An article recently appeared in The Denver Post discussing the state’s safe housing law and landlords being required to provide quicker response times to address problems:

The recent legislation includes other changes, such as making it easier for tenants to formally flag problems to landlords, that came in response to a ruling last summer by the Colorado Court of Appeals. It found that a tenant at a separate property hadn’t properly informed his landlord of problems in his unit. The ruling, which pointed out potential loopholes in the state’s existing safe-housing laws, served as a call for legislators to amend the statute.

“Folks are asking to live in units that are free from mold; that if you’re lucky enough to live in an accessible unit (for people with disabilities) with an elevator, that your elevator gets fixed in a timely manner,” Sen. Julie Gonzales, a Denver Democrat who was one of the legislators who backed the changes, said at the bill signing ceremony this month.

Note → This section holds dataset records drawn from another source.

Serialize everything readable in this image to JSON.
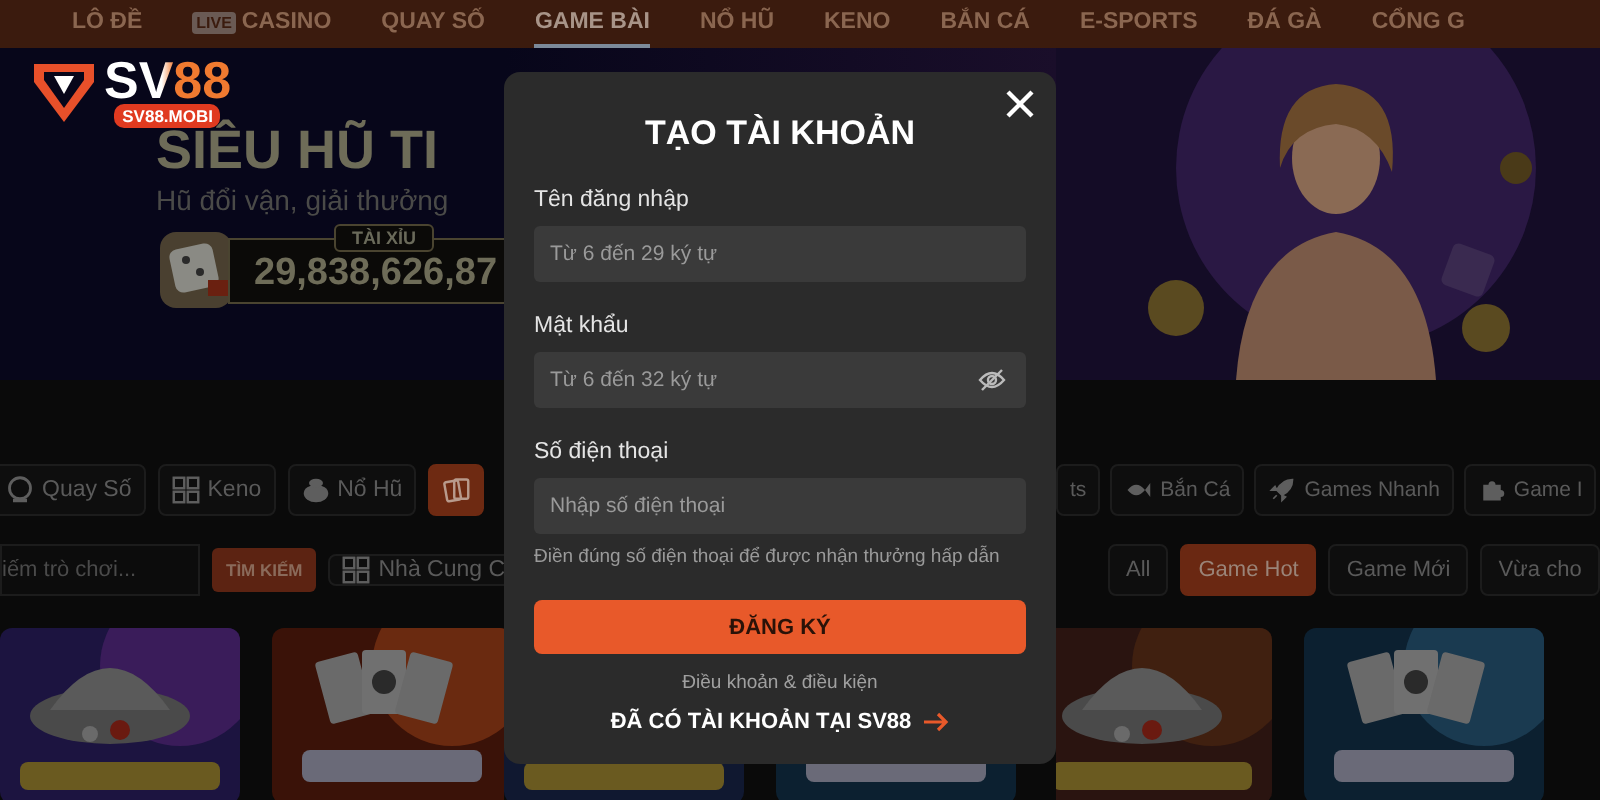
{
  "nav": {
    "items": [
      {
        "label": "LÔ ĐỀ",
        "selected": false
      },
      {
        "label": "CASINO",
        "badge": "LIVE",
        "selected": false
      },
      {
        "label": "QUAY SỐ",
        "selected": false
      },
      {
        "label": "GAME BÀI",
        "selected": true
      },
      {
        "label": "NỔ HŨ",
        "selected": false
      },
      {
        "label": "KENO",
        "selected": false
      },
      {
        "label": "BẮN CÁ",
        "selected": false
      },
      {
        "label": "E-SPORTS",
        "selected": false
      },
      {
        "label": "ĐÁ GÀ",
        "selected": false
      },
      {
        "label": "CỔNG G",
        "selected": false
      }
    ]
  },
  "logo": {
    "name": "SV88",
    "domain": "SV88.MOBI"
  },
  "banner": {
    "title": "SIÊU HŨ TI",
    "subtitle": "Hũ đổi vận, giải thưởng",
    "jackpot_label": "TÀI XỈU",
    "jackpot_amount": "29,838,626,87"
  },
  "categories_left": [
    {
      "label": "Quay Số",
      "selected": false
    },
    {
      "label": "Keno",
      "selected": false
    },
    {
      "label": "Nổ Hũ",
      "selected": false
    },
    {
      "selected": true
    }
  ],
  "categories_right": [
    {
      "label": "ts",
      "selected": false
    },
    {
      "label": "Bắn Cá",
      "selected": false
    },
    {
      "label": "Games Nhanh",
      "selected": false
    },
    {
      "label": "Game I",
      "selected": false
    }
  ],
  "search": {
    "placeholder": "iếm trò chơi...",
    "button": "TÌM KIẾM"
  },
  "provider_filter": "Nhà Cung C",
  "filters": [
    {
      "label": "All",
      "selected": false
    },
    {
      "label": "Game Hot",
      "selected": true
    },
    {
      "label": "Game Mới",
      "selected": false
    },
    {
      "label": "Vừa cho",
      "selected": false
    }
  ],
  "dialog": {
    "title": "TẠO TÀI KHOẢN",
    "fields": [
      {
        "kind": "text",
        "label": "Tên đăng nhập",
        "placeholder": "Từ 6 đến 29 ký tự"
      },
      {
        "kind": "password",
        "label": "Mật khẩu",
        "placeholder": "Từ 6 đến 32 ký tự"
      },
      {
        "kind": "phone",
        "label": "Số điện thoại",
        "placeholder": "Nhập số điện thoại",
        "hint": "Điền đúng số điện thoại để được nhận thưởng hấp dẫn"
      }
    ],
    "submit": "ĐĂNG KÝ",
    "terms": "Điều khoản & điều kiện",
    "login_link": "ĐÃ CÓ TÀI KHOẢN TẠI SV88"
  }
}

Apartment Management Consultants, which assumed oversight of the property in late December, said in a statement to The Denver Post that it “immediately began resolving any ongoing issues from prior management” once it took over. MaryAnn Dewey, who testified on the company’s behalf in an early April hearing, told lawmakers that the hot water issues had been addressed, and she accused one tenant of lying to get cheap rent.

Other property owners who testified against tightening the safe-housing law said renters often contributed to issues in their apartments, including by pouring grease into drains, and that the new requirements were unreasonable for landlords.